The presentation is divided into 4 parts: First, I will describe the research problem, Second, I will describe the proposed solution to solve this problem. Then, I will talk about the results of the experiments we’d carried out. Finally, I will specify the contributions of this work and some future directions.
We showed that the interface design process is probabilistic in nature and introduced an approach to interface segmentation. We are the first one to apply HMMs on deep web interfaces. We tested our method across several domains and found that it results in high accuracy and outshines a contemporary approach in all domains.We designed different variations of the HMMs and tested them across all domains. An interesting conclusion we reached is: we can design a single model that can be used for segmenting interfaces for multiple domains – e.g. the HMMbio, prepared by biology interfaces, performed other models in 4 out of 5 domains.

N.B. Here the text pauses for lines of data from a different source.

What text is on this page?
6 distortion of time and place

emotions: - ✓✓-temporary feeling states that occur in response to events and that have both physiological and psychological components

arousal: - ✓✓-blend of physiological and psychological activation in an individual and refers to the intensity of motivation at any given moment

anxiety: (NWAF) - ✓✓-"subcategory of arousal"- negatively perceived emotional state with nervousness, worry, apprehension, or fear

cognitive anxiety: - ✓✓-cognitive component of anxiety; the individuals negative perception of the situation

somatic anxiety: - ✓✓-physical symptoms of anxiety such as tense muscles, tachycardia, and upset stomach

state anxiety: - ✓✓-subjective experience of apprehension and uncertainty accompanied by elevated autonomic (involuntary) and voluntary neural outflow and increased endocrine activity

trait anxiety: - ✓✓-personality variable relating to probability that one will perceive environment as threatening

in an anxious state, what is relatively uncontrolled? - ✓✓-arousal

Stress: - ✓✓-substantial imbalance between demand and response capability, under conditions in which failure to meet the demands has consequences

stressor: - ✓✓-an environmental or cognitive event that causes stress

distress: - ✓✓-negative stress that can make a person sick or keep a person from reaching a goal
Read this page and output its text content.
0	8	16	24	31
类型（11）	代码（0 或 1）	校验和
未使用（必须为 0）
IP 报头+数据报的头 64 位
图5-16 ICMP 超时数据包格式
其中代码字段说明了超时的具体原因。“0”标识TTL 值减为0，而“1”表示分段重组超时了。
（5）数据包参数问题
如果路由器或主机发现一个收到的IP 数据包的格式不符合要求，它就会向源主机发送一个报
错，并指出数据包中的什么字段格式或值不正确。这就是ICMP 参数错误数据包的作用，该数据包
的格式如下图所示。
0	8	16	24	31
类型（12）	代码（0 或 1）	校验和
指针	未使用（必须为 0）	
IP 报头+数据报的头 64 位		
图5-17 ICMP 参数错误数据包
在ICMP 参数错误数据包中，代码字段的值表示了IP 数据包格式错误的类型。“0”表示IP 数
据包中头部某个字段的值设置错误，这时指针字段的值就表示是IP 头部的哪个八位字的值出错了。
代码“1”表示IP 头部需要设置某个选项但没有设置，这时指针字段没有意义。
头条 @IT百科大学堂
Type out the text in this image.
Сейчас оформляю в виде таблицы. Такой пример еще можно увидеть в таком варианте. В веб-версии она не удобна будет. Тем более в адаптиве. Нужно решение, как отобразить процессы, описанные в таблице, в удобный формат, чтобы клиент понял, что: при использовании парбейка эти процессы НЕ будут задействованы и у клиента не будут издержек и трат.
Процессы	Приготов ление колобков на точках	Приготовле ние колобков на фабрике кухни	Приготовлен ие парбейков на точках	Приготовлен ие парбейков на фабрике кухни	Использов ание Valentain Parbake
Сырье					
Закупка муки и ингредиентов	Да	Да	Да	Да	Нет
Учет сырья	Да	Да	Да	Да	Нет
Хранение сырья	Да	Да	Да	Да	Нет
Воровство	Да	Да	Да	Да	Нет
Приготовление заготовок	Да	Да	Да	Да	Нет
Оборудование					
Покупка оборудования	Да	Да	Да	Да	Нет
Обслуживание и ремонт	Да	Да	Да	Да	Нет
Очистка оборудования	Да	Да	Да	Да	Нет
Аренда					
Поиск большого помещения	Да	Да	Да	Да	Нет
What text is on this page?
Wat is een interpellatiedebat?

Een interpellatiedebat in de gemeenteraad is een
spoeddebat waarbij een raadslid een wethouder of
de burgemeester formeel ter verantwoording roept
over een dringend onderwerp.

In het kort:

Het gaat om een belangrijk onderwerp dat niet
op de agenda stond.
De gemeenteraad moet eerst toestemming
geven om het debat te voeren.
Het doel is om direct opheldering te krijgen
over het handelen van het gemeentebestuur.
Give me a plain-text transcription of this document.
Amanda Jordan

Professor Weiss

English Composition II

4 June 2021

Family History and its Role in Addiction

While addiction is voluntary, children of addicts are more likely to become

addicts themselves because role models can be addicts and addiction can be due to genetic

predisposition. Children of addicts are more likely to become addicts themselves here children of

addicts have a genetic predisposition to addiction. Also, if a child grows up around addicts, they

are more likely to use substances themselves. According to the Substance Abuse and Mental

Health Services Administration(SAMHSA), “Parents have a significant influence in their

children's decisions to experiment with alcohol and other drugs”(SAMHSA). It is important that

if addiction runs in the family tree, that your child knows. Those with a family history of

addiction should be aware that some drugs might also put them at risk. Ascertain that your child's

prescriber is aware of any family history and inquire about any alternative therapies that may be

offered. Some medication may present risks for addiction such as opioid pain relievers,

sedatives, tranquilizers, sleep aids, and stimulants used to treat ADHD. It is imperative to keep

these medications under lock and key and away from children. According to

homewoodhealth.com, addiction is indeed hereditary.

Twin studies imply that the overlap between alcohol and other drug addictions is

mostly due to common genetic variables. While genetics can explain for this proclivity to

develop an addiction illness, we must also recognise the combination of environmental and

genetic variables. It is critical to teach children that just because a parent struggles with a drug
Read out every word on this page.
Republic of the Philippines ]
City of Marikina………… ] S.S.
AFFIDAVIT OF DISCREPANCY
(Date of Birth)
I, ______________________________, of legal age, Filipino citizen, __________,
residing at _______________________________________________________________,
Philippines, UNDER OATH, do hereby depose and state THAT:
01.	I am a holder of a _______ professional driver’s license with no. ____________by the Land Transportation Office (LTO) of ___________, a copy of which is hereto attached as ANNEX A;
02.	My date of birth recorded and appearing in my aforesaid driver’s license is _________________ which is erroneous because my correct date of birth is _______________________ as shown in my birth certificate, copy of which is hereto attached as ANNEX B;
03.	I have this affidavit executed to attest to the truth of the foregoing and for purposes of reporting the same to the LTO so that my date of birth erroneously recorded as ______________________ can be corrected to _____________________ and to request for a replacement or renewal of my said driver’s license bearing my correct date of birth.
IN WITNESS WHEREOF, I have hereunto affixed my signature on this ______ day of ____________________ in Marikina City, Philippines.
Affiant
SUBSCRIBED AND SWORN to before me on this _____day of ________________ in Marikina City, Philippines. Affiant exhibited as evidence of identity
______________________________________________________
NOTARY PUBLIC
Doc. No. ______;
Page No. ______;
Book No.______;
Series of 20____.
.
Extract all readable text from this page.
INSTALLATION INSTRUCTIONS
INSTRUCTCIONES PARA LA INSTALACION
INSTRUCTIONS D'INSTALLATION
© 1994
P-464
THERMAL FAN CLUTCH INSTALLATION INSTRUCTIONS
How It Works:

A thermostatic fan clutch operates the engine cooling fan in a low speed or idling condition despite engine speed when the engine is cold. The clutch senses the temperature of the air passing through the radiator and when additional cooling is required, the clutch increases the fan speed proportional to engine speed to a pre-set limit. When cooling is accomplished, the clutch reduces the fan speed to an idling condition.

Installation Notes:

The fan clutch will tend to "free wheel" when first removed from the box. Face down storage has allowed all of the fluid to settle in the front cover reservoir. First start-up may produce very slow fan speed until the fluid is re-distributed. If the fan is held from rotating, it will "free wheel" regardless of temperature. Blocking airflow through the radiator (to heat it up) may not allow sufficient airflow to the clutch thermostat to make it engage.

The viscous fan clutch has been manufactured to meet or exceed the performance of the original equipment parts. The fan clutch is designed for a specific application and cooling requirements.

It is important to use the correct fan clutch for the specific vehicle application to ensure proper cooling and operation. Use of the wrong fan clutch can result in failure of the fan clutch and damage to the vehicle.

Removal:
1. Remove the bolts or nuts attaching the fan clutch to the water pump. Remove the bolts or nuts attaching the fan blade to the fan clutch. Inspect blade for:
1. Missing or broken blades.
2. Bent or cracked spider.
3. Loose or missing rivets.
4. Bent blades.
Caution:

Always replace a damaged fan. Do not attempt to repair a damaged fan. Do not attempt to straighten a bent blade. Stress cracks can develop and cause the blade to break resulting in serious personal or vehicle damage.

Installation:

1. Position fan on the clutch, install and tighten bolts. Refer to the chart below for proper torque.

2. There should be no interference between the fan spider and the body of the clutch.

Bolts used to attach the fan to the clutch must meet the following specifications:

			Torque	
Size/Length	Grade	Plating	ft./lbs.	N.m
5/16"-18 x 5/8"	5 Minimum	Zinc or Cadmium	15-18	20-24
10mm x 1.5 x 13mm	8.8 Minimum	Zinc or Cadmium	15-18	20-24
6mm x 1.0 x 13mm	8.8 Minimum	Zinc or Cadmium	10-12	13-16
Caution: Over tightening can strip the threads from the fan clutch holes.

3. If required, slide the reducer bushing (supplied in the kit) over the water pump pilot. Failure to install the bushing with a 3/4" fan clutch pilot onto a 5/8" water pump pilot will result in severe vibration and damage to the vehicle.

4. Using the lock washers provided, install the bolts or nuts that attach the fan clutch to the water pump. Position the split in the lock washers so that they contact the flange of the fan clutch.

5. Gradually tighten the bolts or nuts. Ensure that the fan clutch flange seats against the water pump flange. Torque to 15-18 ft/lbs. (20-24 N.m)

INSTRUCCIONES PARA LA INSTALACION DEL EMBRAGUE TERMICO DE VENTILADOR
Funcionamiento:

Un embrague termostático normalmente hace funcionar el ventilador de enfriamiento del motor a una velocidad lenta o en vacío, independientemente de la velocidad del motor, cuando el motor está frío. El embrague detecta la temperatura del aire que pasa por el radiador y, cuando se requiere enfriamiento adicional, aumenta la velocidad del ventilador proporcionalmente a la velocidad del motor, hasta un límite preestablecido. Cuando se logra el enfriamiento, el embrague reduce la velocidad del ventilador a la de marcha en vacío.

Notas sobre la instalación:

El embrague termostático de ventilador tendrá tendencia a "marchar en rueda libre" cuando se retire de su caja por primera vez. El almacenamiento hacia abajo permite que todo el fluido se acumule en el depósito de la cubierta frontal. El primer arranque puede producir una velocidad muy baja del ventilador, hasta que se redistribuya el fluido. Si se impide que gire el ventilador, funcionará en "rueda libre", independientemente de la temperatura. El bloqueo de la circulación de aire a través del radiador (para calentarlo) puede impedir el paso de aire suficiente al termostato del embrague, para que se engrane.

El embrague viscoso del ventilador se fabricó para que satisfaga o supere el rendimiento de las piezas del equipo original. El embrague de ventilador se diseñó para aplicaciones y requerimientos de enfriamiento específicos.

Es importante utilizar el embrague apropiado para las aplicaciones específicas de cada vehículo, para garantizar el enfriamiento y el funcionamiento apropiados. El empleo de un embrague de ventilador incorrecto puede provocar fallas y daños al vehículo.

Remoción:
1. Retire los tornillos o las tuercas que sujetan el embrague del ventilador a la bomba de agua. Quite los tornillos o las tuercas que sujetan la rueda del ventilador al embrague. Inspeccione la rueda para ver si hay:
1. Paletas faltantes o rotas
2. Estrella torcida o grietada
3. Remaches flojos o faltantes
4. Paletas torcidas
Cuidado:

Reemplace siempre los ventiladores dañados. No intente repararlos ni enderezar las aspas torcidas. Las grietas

In future, we want to test our method on more domains, a derive a minimal set of models that can various domains present on the deep Web. In terms of improvement, we want to be able to represent more complex segments. Some segments are intertwined with components of other segments and certain segments are really strange like they have attribute name and operands intertwined in a single component. And are composed of a single component. We also want to be able to extract more information about an attribute such as data type, integrity constraints, etc. Also, using HMMs posed certain limitations to the approach. We had to perform manual tagging to prepare training data. We want to explore some unsupervised learning methods to prepare training data. Another problem was of time complexity. We want to explore some optimization methods to improve efficiency of this approach; or we could use this approach as a pre-processing module to other advanced tasks related to deep Web.
Thank you very much for listening with patience. Please let me know if you have any questions or comments to make.